In the Field.resample() method, the domain Set of the
Field must have ManifoldDimension == DomainDimension.

To understand why, consider a Set with DomainDimension == 3
and ManifoldDimension == 2, defining a 2-D surface in 3-D.
To resample from this Set to a new sample of another, the
system needs to decide whether the new sample lies on the
2-D surface. But the new surface is not defined analytically
but by afinite number of samples that lie on it. Even if the
system assumed some surface, such as a collection of polygons
connecting the surface samples, new samples would only rarely
lie exactly on those polygons. To do it right, the system
would need to compute the intersections of polygons of the
2-D surface with the polygons (or lines or volume elements,
in 3-D) of the new Set being resmapled to.
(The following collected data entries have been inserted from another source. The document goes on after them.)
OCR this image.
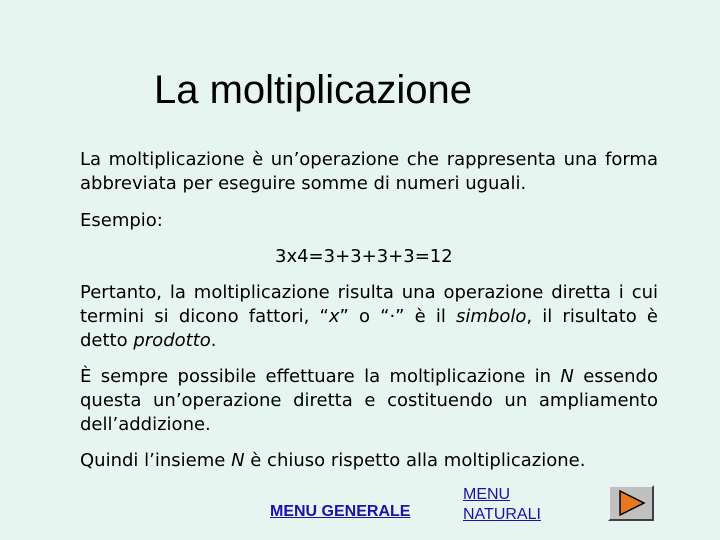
La moltiplicazione
La moltiplicazione è un’operazione che rappresenta una forma abbreviata per eseguire somme di numeri uguali.
Esempio:
3x4=3+3+3+3=12
Pertanto, la moltiplicazione risulta una operazione diretta i cui termini si dicono fattori, “x” o “·” è il simbolo, il risultato è detto prodotto.
È sempre possibile effettuare la moltiplicazione in N essendo questa un’operazione diretta e costituendo un ampliamento dell’addizione.
Quindi l’insieme N è chiuso rispetto alla moltiplicazione.
MENU GENERALE
MENU NATURALI
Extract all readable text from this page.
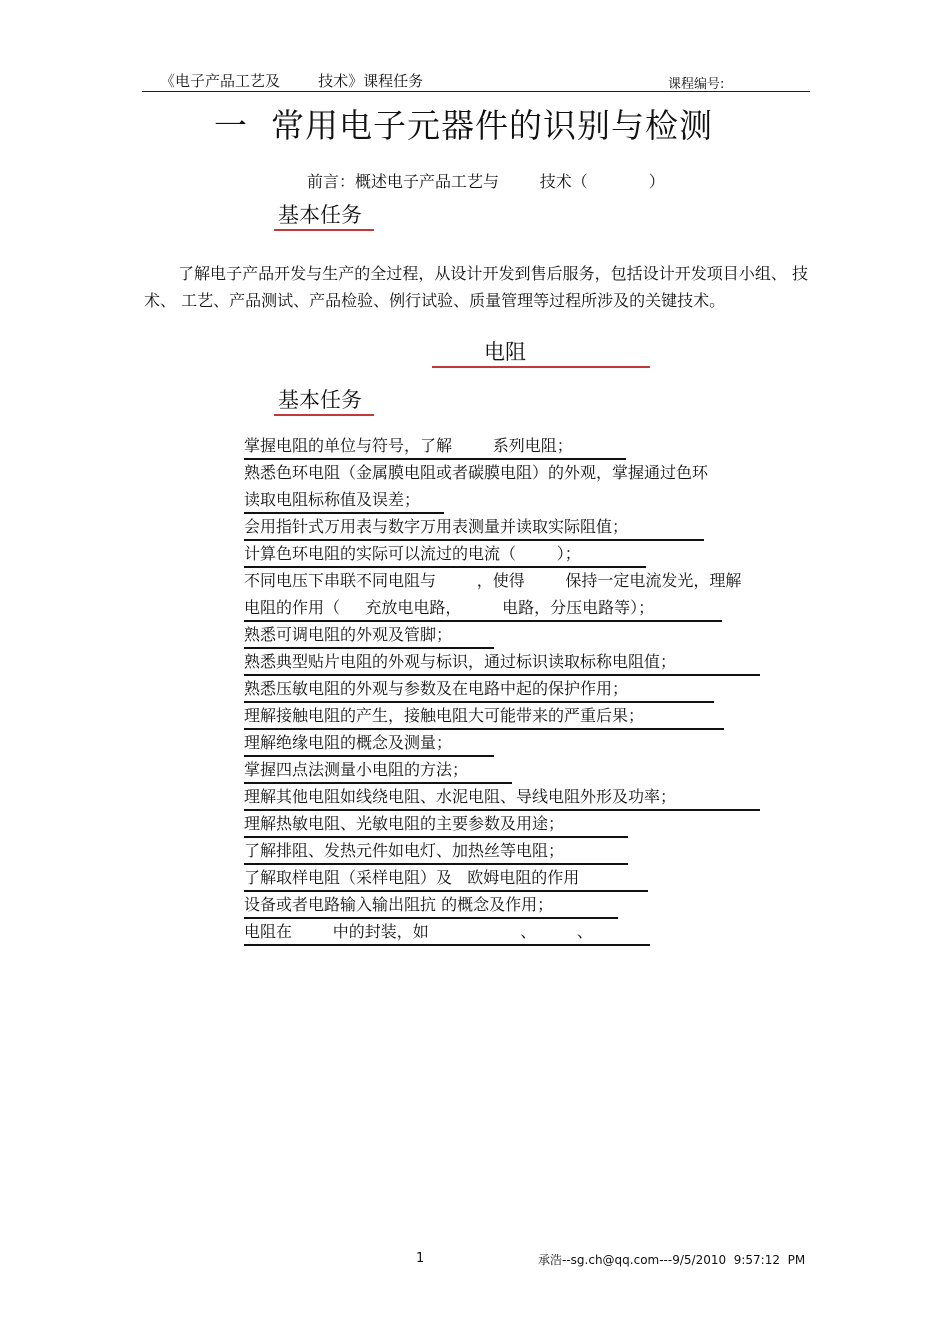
《电子产品工艺及        技术》课程任务	课程编号:
一  常用电子元器件的识别与检测
前言：概述电子产品工艺与        技术（            ）
基本任务

了解电子产品开发与生产的全过程，从设计开发到售后服务，包括设计开发项目小组、 技术、 工艺、产品测试、产品检验、例行试验、质量管理等过程所涉及的关键技术。

电阻
基本任务
掌握电阻的单位与符号，了解        系列电阻；
熟悉色环电阻（金属膜电阻或者碳膜电阻）的外观，掌握通过色环
读取电阻标称值及误差；
会用指针式万用表与数字万用表测量并读取实际阻值；
计算色环电阻的实际可以流过的电流（        ）；
不同电压下串联不同电阻与        ，使得        保持一定电流发光，理解
电阻的作用（     充放电电路，        电路，分压电路等）；
熟悉可调电阻的外观及管脚；
熟悉典型贴片电阻的外观与标识，通过标识读取标称电阻值；
熟悉压敏电阻的外观与参数及在电路中起的保护作用；
理解接触电阻的产生，接触电阻大可能带来的严重后果；
理解绝缘电阻的概念及测量；
掌握四点法测量小电阻的方法；
理解其他电阻如线绕电阻、水泥电阻、导线电阻外形及功率；
理解热敏电阻、光敏电阻的主要参数及用途；
了解排阻、发热元件如电灯、加热丝等电阻；
了解取样电阻（采样电阻）及   欧姆电阻的作用
设备或者电路输入输出阻抗 的概念及作用；
电阻在        中的封装，如                  、        、
1	承浩--sg.ch@qq.com---9/5/2010  9:57:12  PM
But then the system
would not resample to the samples of the new Set, but to a set
of sample locations that it would invent, whereas many
applications need to get Field values exactly on the new
samples they pass in the Set argument to resample().

If the domain Set of your Field is a Gridded2DSet, you might
consider constructing a Field with a 2-D domain in "grid
coordinates" (row and column indices into your grid), and then
resampling to a Set with ManifoldDimension = 1 (a line or curve)
in this 2-D domain. Then map back into your original 3-D domain.
It'll be a bit tricky.

Good luck,